O amor não pode ser esquecido

Cuidar de quem nos cuidou é mais do que um dever humano e legal, é um ato de gratidão e justiça

Por: Paulo de Jesus  -  24/02/24  -  06:55
Os idosos de hoje, em sua fragilidade, são os mesmos que nos guiaram com sabedoria em nossa juventude
Os idosos de hoje, em sua fragilidade, são os mesmos que nos guiaram com sabedoria em nossa juventude   Foto: Divulgação/Pixabay

Em meio ao turbilhão da vida moderna, um eco de lamentação ressoa nos cantos esquecidos de nossas consciências. O tema do abandono de incapaz, que costumeiramente evoca imagens de vulnerabilidade infantil e deficiência, ecoa com uma tristeza especial quando se volta para os idosos, frequentemente relegados ao esquecimento. É com pesar que observamos a inversão cruel da lógica: aqueles que um dia foram nossas referências, agora são silenciosamente deixados à própria sorte. Cuidar de quem nos cuidou é mais do que um dever humano e legal, é um ato de gratidão e justiça.


Numa sociedade que frequentemente enxerga a figura do incapaz como sinônimo de criança ou pessoa com deficiência, os idosos se perdem no meio desse olhar seletivo. O arcabouço legal que protege os incapazes muitas vezes se torna uma mera formalidade, enquanto os mais velhos enfrentam um abandono silencioso. Esquecemos que os idosos de hoje, em sua fragilidade, são os mesmos que nos guiaram com sabedoria em nossa juventude.


Infelizmente, a inversão de papéis na vida nos coloca diante de uma realidade angustiante. Enquanto, em nossa infância, éramos os protegidos e orientados pelos idosos, a terceira idade traz consigo a cruel inversão: agora somos nós que devemos cuidar de nossos parentes com mais idade.
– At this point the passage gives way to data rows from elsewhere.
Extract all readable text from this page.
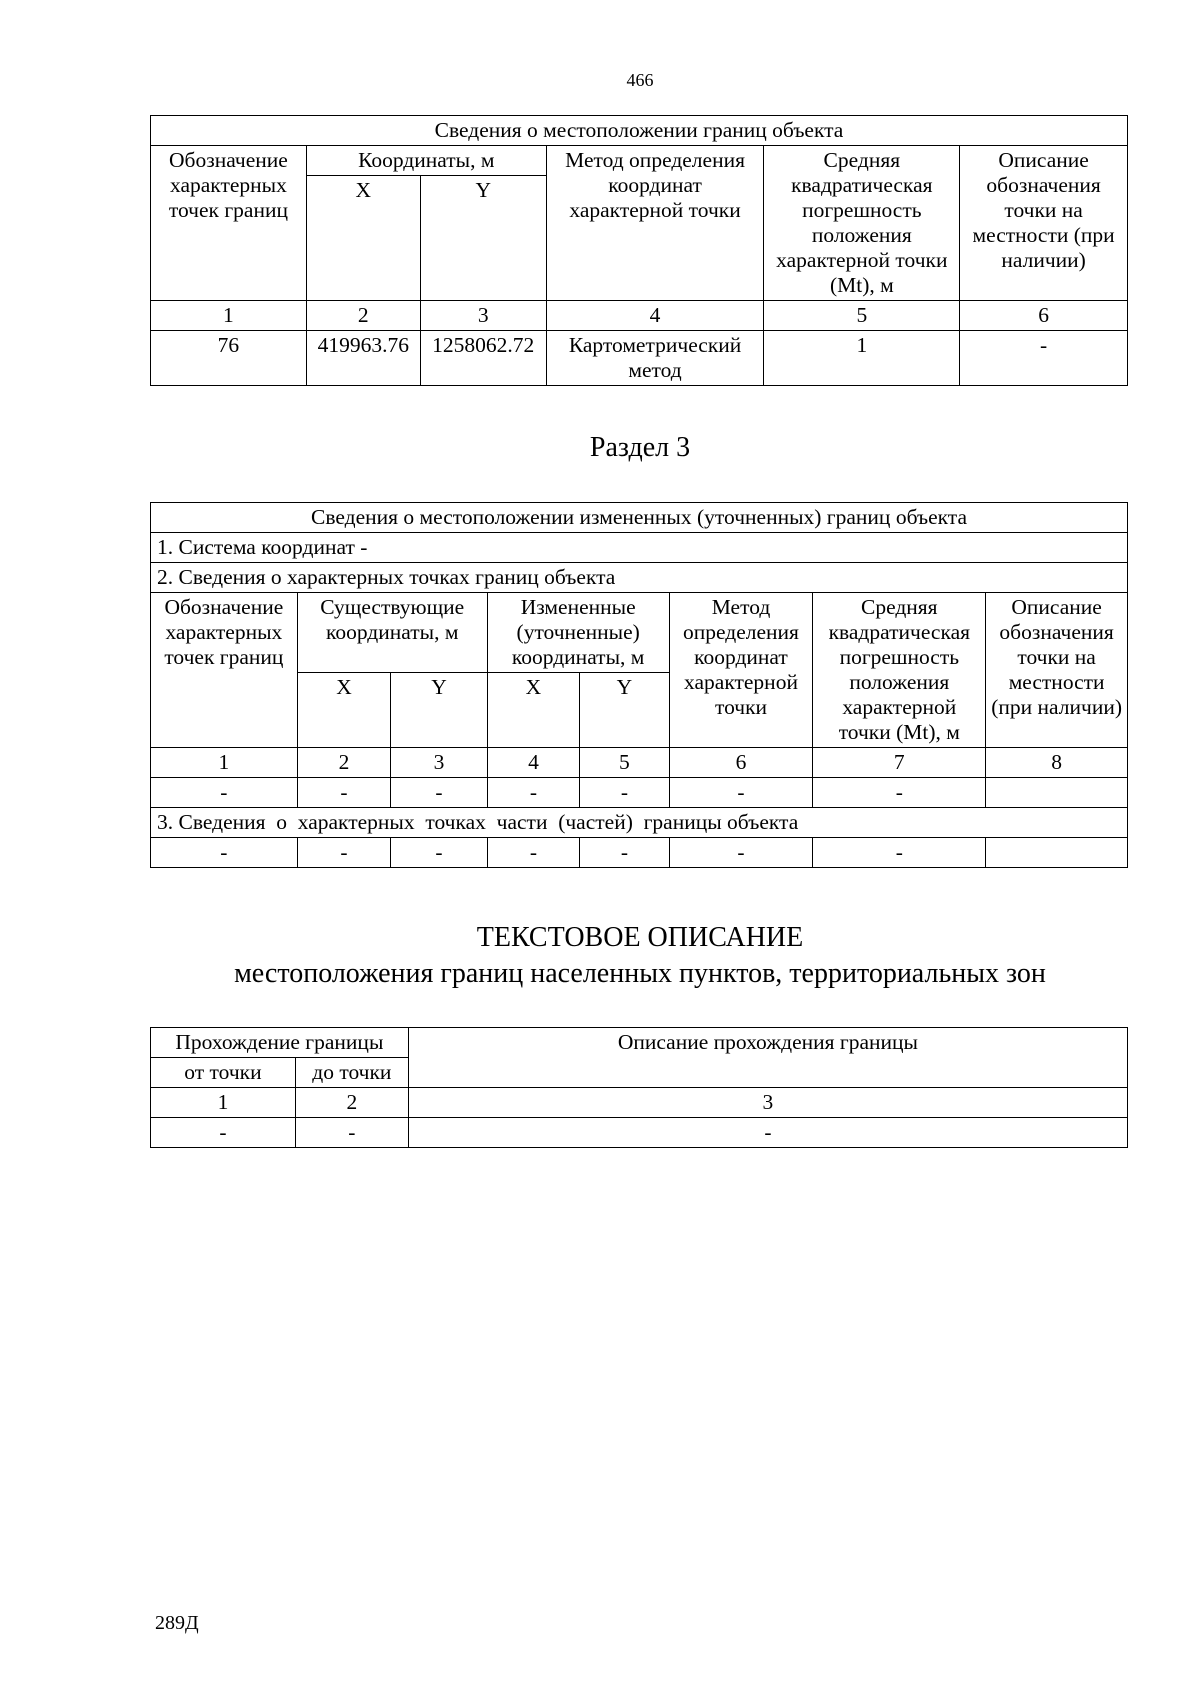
466
Сведения о местоположении границ объекта					
Обозначение характерных точек границ	Координаты, м		Метод определения координат характерной точки	Средняя квадратическая погрешность положения характерной точки (Mt), м	Описание обозначения точки на местности (при наличии)
	X	Y			
1	2	3	4	5	6
76	419963.76	1258062.72	Картометрический метод	1	-
Раздел 3
Сведения о местоположении измененных (уточненных) границ объекта							
1. Система координат -							
2. Сведения о характерных точках границ объекта							
Обозначение характерных точек границ	Существующие координаты, м		Измененные (уточненные) координаты, м		Метод определения координат характерной точки	Средняя квадратическая погрешность положения характерной точки (Mt), м	Описание обозначения точки на местности (при наличии)
	X	Y	X	Y			
1	2	3	4	5	6	7	8
-	-	-	-	-	-	-	
3. Сведения  о  характерных  точках  части  (частей)  границы объекта							
-	-	-	-	-	-	-	
ТЕКСТОВОЕ ОПИСАНИЕ
местоположения границ населенных пунктов, территориальных зон
Прохождение границы		Описание прохождения границы
от точки	до точки	
1	2	3
-	-	-
289Д
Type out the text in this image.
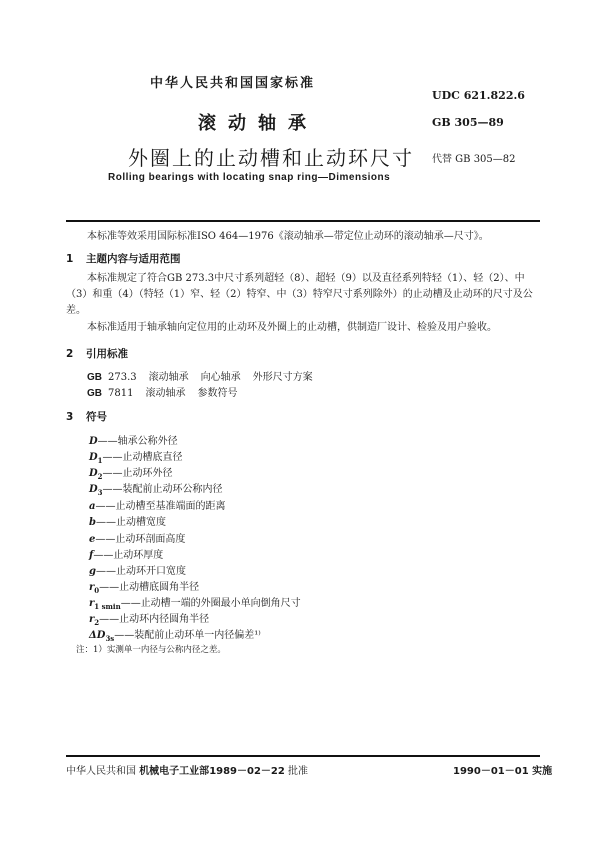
中华人民共和国国家标准
UDC 621.822.6
滚动轴承	GB 305—89
外圈上的止动槽和止动环尺寸 代替 GB 305—82
Rolling bearings with locating snap ring—Dimensions
本标准等效采用国际标准ISO 464—1976《滚动轴承—带定位止动环的滚动轴承—尺寸》。
1 主题内容与适用范围
本标准规定了符合GB 273.3中尺寸系列超轻（8）、超轻（9）以及直径系列特轻（1）、轻（2）、中（3）和重（4）（特轻（1）窄、轻（2）特窄、中（3）特窄尺寸系列除外）的止动槽及止动环的尺寸及公差。
本标准适用于轴承轴向定位用的止动环及外圈上的止动槽，供制造厂设计、检验及用户验收。
2 引用标准
GB 273.3 滚动轴承 向心轴承 外形尺寸方案
GB 7811 滚动轴承 参数符号
3 符号
D——轴承公称外径
$D_1——$止动槽底直径
$D_2——$止动环外径
$D_3——$装配前止动环公称内径
a——止动槽至基准端面的距离
b——止动槽宽度
e——止动环剖面高度
f——止动环厚度
g——止动环开口宽度
$r_0——$止动槽底圆角半径
$r_{1 smin}——$止动槽一端的外圈最小单向倒角尺寸
$r_2——$止动环内径圆角半径
$\Delta D_{3s}——$装配前止动环单一内径偏差¹⁾
注：1）实测单一内径与公称内径之差。
中华人民共和国 机械电子工业部1989－02－22 批准	1990－01－01 实施
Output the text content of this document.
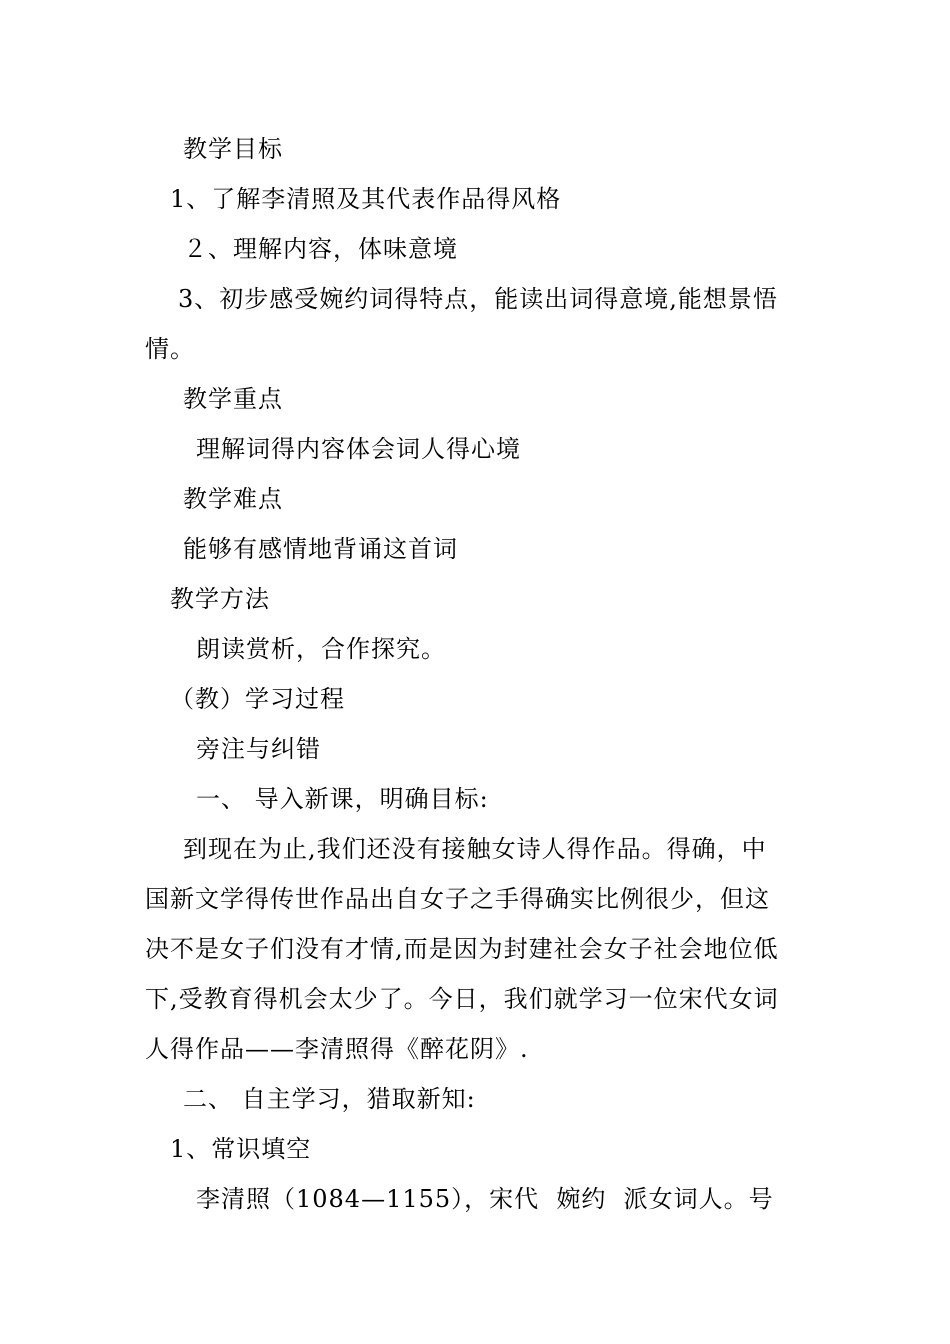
教学目标
1、了解李清照及其代表作品得风格
２、理解内容，体味意境
3、初步感受婉约词得特点，能读出词得意境,能想景悟
情。
教学重点
理解词得内容体会词人得心境
教学难点
能够有感情地背诵这首词
教学方法
朗读赏析，合作探究。
（教）学习过程
旁注与纠错
一、 导入新课，明确目标:
到现在为止,我们还没有接触女诗人得作品。得确，中
国新文学得传世作品出自女子之手得确实比例很少，但这
决不是女子们没有才情,而是因为封建社会女子社会地位低
下,受教育得机会太少了。今日，我们就学习一位宋代女词
人得作品——李清照得《醉花阴》.
二、 自主学习，猎取新知:
1、常识填空
李清照（1084—1155），宋代  婉约  派女词人。号
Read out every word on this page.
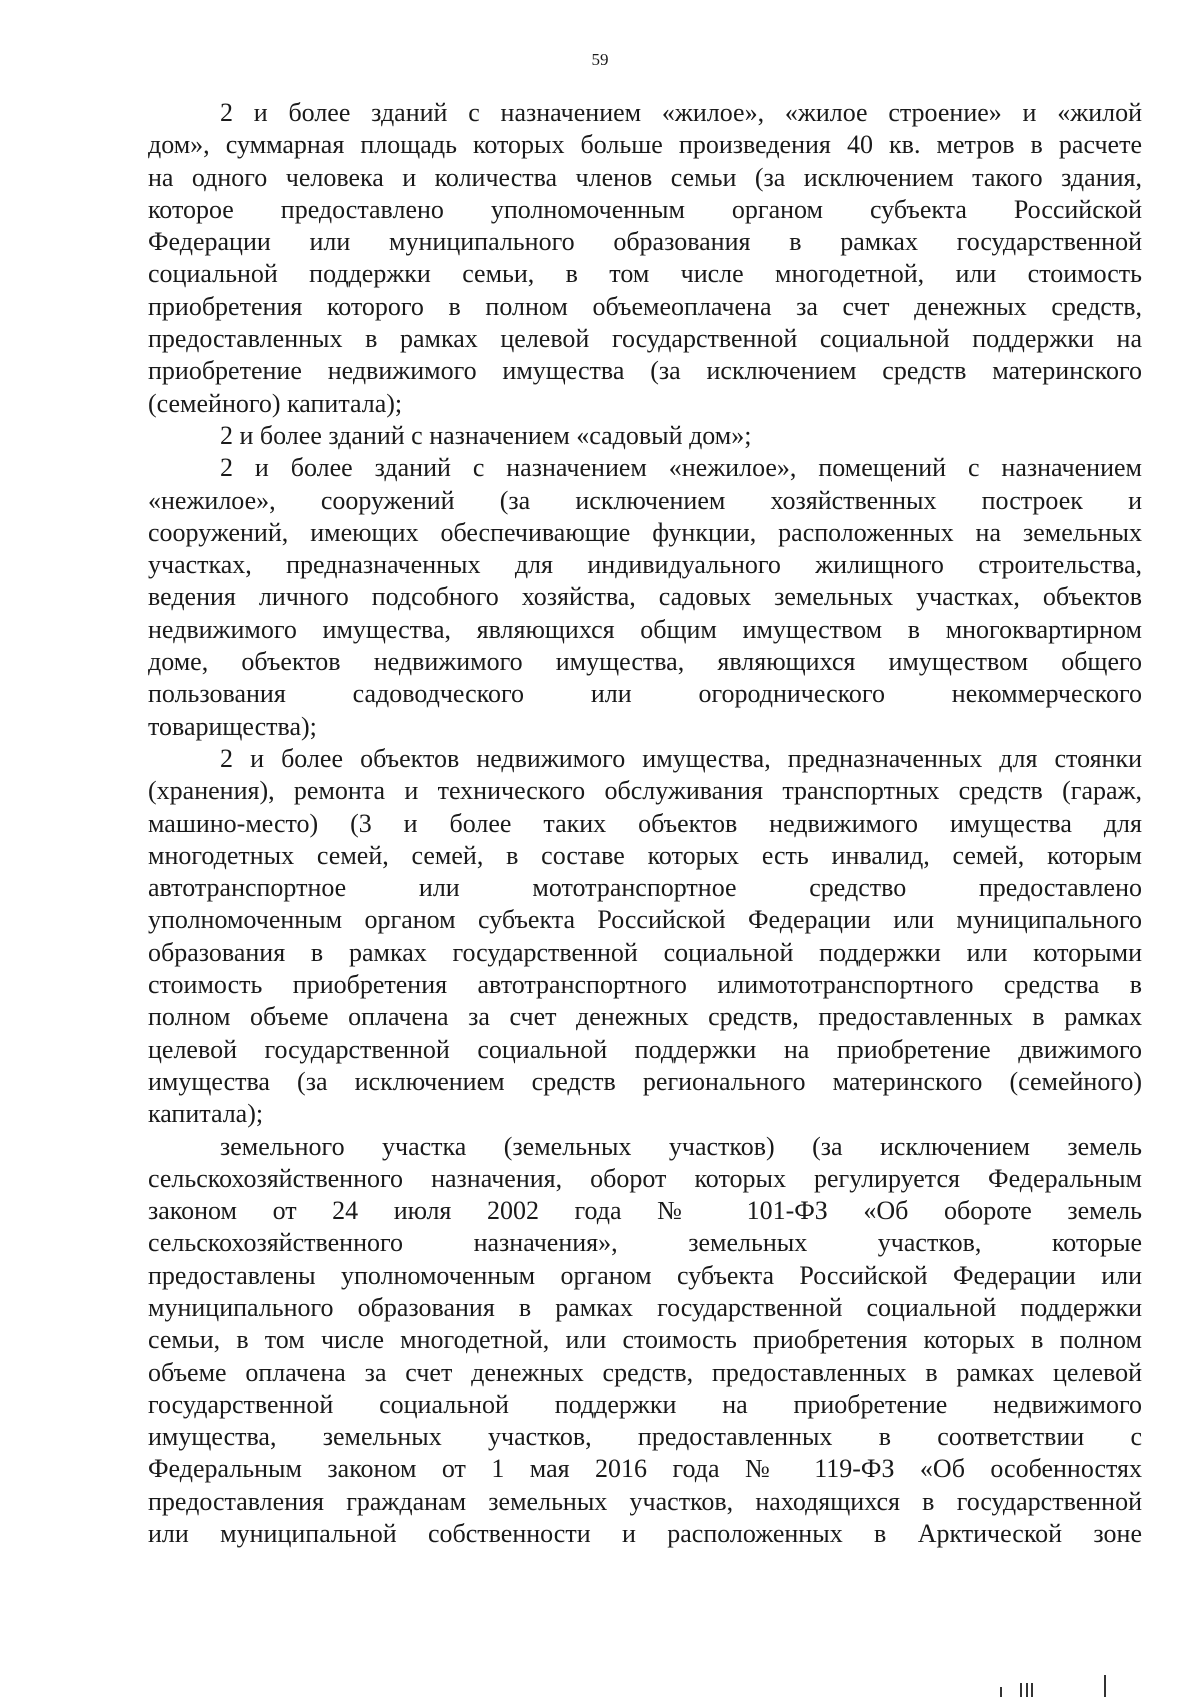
59
2 и более зданий с назначением «жилое», «жилое строение» и «жилой
дом», суммарная площадь которых больше произведения 40 кв. метров в расчете
на одного человека и количества членов семьи (за исключением такого здания,
которое предоставлено уполномоченным органом субъекта Российской
Федерации или муниципального образования в рамках государственной
социальной поддержки семьи, в том числе многодетной, или стоимость
приобретения которого в полном объемеоплачена за счет денежных средств,
предоставленных в рамках целевой государственной социальной поддержки на
приобретение недвижимого имущества (за исключением средств материнского
(семейного) капитала);
2 и более зданий с назначением «садовый дом»;
2 и более зданий с назначением «нежилое», помещений с назначением
«нежилое», сооружений (за исключением хозяйственных построек и
сооружений, имеющих обеспечивающие функции, расположенных на земельных
участках, предназначенных для индивидуального жилищного строительства,
ведения личного подсобного хозяйства, садовых земельных участках, объектов
недвижимого имущества, являющихся общим имуществом в многоквартирном
доме, объектов недвижимого имущества, являющихся имуществом общего
пользования садоводческого или огороднического некоммерческого
товарищества);
2 и более объектов недвижимого имущества, предназначенных для стоянки
(хранения), ремонта и технического обслуживания транспортных средств (гараж,
машино-место) (3 и более таких объектов недвижимого имущества для
многодетных семей, семей, в составе которых есть инвалид, семей, которым
автотранспортное или мототранспортное средство предоставлено
уполномоченным органом субъекта Российской Федерации или муниципального
образования в рамках государственной социальной поддержки или которыми
стоимость приобретения автотранспортного илимототранспортного средства в
полном объеме оплачена за счет денежных средств, предоставленных в рамках
целевой государственной социальной поддержки на приобретение движимого
имущества (за исключением средств регионального материнского (семейного)
капитала);
земельного участка (земельных участков) (за исключением земель
сельскохозяйственного назначения, оборот которых регулируется Федеральным
законом от 24 июля 2002 года № 101-ФЗ «Об обороте земель
сельскохозяйственного назначения», земельных участков, которые
предоставлены уполномоченным органом субъекта Российской Федерации или
муниципального образования в рамках государственной социальной поддержки
семьи, в том числе многодетной, или стоимость приобретения которых в полном
объеме оплачена за счет денежных средств, предоставленных в рамках целевой
государственной социальной поддержки на приобретение недвижимого
имущества, земельных участков, предоставленных в соответствии с
Федеральным законом от 1 мая 2016 года № 119-ФЗ «Об особенностях
предоставления гражданам земельных участков, находящихся в государственной
или муниципальной собственности и расположенных в Арктической зоне
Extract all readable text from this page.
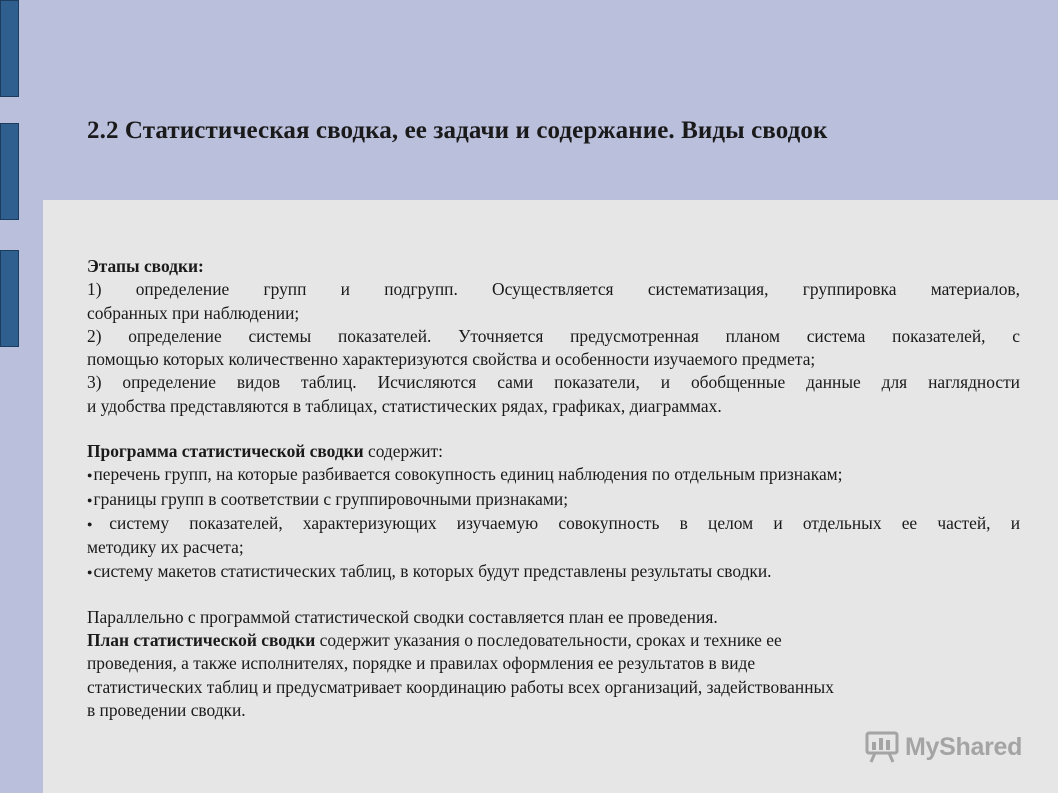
2.2 Статистическая сводка, ее задачи и содержание. Виды сводок

Этапы сводки:

1) определение групп и подгрупп. Осуществляется систематизация, группировка материалов,

собранных при наблюдении;

2) определение системы показателей. Уточняется предусмотренная планом система показателей, с

помощью которых количественно характеризуются свойства и особенности изучаемого предмета;

3) определение видов таблиц. Исчисляются сами показатели, и обобщенные данные для наглядности

и удобства представляются в таблицах, статистических рядах, графиках, диаграммах.

Программа статистической сводки содержит:

●перечень групп, на которые разбивается совокупность единиц наблюдения по отдельным признакам;

●границы групп в соответствии с группировочными признаками;

●систему показателей, характеризующих изучаемую совокупность в целом и отдельных ее частей, и

методику их расчета;

●систему макетов статистических таблиц, в которых будут представлены результаты сводки.

Параллельно с программой статистической сводки составляется план ее проведения.

План статистической сводки содержит указания о последовательности, сроках и технике ее

проведения, а также исполнителях, порядке и правилах оформления ее результатов в виде

статистических таблиц и предусматривает координацию работы всех организаций, задействованных

в проведении сводки.

MyShared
O lamento ressoa na constatação de que muitos esquecem desse dever moral e legal, relegando os que nos deram amor e orientação ao abandono emocional e físico.


Não podemos ignorar a dimensão criminosa do abandono de incapaz, codificada no artigo 133 do Código Penal. Este crime, que deveria evocar repúdio coletivo, muitas vezes permanece oculto nos cantos escuros da negligência e da omissão. No caso dos idosos, o Estatuto do Idoso, especialmente nos artigos 98 e 99, busca oferecer uma camada adicional de proteção legal, mas muitas vezes essa legislação é ignorada diante do descaso.


A desnutrição, desidratação, falta de higiene e a ausência de acompanhamento médico são apenas alguns dos horrores que configuram o abandono de incapaz, uma triste realidade que muitos idosos enfrentam diariamente. Nesse cenário de negligência, todos nós nos tornamos cúmplices ao permanecermos em silêncio diante da dor silenciosa dos mais velhos.


Diante de qualquer suspeita de abandono de incapaz, a recomendação é clara: acionar as autoridades imediatamente. A queixa silenciosa dos idosos exige uma resposta urgente, um despertar de nossa consciência coletiva para a responsabilidade que temos em garantir que aqueles que um dia nos guiaram com amor e sabedoria não sejam deixados à margem do esquecimento e do abandono.


Ao final, é inevitável confrontar a triste realidade do abandono de incapaz, particularmente quando se trata de nossos parentes idosos. A inversão de papéis deveria ser acompanhada por uma inversão de compaixão e responsabilidade. É essencial que despertemos do torpor da indiferença, agindo de maneira diligente para evitar que a sociedade continue a silenciar aqueles que nos deram tanto. O cuidado com os idosos não é apenas um dever legal, mas uma expressão de nossa humanidade.